Siapa sih yang nggak gemas dengan anak-anak yang pintar menyanyikan lagu, rapi mewarnai gambar, dan ramah menyapa semua orang? Kalau kamu nggak gemas sama anak-anak model gitu, mungkin separuh jiwamu sudah dikuasai Lord Voldemort.
Nah, idealnya ya, anak-anak itu memang menggemaskan. Itu semacam bagian dari bagaimana dunia bekerja. Mereka harus menggemaskan, agar timbul rasa sayang dari orang-orang di sekitarnya sehingga ia bisa terlindungi. Kalau kamu merasa tidak disayangi, bertingkahlah seperti bayi. Niscaya kamu akan makin dibenci.

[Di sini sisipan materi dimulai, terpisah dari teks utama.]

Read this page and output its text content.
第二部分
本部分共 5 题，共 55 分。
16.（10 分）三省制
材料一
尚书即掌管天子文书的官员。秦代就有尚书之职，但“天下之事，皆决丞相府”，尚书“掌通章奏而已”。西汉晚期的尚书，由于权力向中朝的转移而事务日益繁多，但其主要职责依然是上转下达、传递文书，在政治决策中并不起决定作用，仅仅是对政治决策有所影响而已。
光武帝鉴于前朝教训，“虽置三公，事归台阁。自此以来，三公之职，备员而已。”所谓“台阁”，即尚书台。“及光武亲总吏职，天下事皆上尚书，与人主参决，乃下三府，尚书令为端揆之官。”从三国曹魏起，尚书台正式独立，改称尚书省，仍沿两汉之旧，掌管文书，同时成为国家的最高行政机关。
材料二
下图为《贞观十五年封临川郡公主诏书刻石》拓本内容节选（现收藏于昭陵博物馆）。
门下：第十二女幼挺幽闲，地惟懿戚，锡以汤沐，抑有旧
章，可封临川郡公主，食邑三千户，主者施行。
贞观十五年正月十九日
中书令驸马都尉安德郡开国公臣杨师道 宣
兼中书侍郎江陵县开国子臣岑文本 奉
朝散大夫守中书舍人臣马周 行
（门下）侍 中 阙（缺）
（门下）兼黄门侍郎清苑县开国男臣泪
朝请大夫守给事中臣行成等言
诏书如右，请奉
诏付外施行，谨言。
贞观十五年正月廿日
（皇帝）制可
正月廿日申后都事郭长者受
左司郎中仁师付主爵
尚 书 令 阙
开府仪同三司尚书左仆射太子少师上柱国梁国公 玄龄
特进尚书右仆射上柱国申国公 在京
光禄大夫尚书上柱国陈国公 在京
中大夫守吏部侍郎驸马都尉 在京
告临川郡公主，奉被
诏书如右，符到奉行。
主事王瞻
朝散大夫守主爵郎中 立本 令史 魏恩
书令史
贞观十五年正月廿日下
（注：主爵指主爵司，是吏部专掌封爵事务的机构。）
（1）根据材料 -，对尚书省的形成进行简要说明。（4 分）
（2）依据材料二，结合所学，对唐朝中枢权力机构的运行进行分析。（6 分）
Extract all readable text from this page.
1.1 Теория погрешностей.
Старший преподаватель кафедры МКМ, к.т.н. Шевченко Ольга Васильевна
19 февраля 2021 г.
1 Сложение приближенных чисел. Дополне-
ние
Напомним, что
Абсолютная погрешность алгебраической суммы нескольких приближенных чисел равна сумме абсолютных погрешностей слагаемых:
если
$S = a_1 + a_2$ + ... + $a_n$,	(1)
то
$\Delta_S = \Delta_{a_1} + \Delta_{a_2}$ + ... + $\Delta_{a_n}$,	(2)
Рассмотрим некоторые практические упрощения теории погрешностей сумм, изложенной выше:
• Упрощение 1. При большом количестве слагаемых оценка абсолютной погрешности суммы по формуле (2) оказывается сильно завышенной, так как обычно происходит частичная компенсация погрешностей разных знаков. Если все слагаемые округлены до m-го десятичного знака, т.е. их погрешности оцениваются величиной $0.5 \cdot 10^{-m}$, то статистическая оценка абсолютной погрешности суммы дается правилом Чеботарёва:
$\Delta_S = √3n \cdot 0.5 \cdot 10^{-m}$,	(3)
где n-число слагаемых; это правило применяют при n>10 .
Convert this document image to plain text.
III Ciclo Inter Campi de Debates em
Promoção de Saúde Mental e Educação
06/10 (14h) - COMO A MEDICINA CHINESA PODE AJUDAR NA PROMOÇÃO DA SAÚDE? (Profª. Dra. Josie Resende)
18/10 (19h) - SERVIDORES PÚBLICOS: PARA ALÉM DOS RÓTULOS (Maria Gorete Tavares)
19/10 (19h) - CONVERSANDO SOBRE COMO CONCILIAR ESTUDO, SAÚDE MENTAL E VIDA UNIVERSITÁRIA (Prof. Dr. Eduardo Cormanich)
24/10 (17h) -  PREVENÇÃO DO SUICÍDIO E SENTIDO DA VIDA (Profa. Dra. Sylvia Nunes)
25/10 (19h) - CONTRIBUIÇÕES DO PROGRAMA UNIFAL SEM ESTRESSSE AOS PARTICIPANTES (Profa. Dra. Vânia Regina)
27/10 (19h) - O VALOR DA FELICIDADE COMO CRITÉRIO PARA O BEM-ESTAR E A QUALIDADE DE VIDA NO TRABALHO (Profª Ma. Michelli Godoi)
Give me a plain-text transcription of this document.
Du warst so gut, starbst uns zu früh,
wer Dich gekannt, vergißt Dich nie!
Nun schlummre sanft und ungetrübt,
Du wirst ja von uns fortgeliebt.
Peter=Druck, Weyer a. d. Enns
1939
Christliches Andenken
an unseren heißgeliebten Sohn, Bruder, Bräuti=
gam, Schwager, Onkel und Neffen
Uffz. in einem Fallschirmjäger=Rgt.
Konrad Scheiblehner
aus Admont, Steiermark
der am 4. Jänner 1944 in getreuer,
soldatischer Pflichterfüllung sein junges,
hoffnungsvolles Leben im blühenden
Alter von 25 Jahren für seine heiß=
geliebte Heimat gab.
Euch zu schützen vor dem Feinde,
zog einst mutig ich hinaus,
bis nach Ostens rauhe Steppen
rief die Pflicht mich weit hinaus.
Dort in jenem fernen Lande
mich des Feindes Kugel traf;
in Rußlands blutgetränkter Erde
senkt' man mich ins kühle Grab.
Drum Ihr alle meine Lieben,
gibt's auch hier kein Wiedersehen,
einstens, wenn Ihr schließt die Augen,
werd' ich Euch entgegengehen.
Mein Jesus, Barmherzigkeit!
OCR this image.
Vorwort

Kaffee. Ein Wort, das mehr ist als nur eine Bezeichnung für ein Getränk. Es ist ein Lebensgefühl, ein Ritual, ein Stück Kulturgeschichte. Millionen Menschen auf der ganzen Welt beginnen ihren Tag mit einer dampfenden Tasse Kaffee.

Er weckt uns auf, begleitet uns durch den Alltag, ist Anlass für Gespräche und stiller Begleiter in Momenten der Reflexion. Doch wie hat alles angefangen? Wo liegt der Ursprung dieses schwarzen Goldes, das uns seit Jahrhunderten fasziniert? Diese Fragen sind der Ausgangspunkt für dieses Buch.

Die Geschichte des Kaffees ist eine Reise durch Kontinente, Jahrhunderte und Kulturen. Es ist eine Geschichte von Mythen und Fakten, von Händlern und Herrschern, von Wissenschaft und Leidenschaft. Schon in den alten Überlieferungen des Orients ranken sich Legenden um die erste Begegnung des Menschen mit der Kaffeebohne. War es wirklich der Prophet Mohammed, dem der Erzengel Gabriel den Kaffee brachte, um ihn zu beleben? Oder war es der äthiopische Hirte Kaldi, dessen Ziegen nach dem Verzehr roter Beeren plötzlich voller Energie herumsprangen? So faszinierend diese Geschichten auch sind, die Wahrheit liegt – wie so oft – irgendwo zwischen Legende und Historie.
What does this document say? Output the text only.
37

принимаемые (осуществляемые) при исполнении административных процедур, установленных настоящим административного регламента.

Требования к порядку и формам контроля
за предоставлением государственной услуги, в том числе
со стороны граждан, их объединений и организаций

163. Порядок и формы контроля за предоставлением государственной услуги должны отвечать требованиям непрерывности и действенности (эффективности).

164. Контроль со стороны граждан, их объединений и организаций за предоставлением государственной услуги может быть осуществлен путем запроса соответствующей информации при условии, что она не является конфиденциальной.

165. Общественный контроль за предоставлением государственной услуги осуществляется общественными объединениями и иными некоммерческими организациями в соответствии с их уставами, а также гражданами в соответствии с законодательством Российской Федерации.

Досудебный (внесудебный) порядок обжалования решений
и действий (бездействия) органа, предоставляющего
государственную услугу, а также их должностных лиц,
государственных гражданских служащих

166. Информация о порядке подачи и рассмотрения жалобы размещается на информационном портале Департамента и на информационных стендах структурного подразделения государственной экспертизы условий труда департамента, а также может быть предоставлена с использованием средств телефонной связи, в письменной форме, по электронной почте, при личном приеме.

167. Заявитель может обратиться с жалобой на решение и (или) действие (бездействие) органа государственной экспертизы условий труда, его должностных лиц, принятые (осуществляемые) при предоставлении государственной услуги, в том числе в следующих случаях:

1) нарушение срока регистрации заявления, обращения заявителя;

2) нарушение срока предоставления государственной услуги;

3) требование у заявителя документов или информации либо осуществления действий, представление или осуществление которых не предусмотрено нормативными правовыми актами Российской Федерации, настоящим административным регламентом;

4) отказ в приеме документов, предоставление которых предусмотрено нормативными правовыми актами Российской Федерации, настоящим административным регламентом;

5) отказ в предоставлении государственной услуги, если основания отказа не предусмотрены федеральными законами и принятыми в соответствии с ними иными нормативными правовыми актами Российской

Wkwk.
Sayang sungguh disayang, fase menggemaskan pada manusia makin memudar seiring dengan timbul kecakapannya dalam berbicara, alias makin pinter ngebantah. (Dih, egois syekalih ya Anda jadi orang tua. Inginnya selalu dituruti. Anak itu bukan robot!) Ya iya sih, tapi ada fase di mana kata favorit anak adalah “nggak”.
“Mandi yuk!”
“Nggak mau”
“Yaudah nggak usah mandi ya..”
“Nggak mau”
“Terus maunya apa?”
“Nggak mau”
Dan percakapan seperti itu terjadi diiringi tangis jejeritan yang terdengar hingga lingkup RT setempat dan membuat tetangga bertanya-tanya prahara macam apa yang sedang terjadi.
Tapi, kembali lagi pada fitrah anak sebagai makhluk kecil yang kesalahannya harus dimaafkan, maka kekesalan kita sebagai orang tua pun selalu saja luruh. Termasuk dalam hal idealisme. Makin tua, aku makin merasa idealismeku dalam mendidik anak makin terkikis seperti kepercayaan rakyat pada DPR.
Kalau dulu aku begitu kompetitif ingin mendidik anak dengan sempurna tanpa cela, punya dua anak justru membuatku lebih selow dan sak madyo. Bolehlah dibilang menurunkan standar, meski aku nggak punya standar muluk-muluk kecuali milestone keluaran Ikatan Dokter Anak Indonesia (IDAI).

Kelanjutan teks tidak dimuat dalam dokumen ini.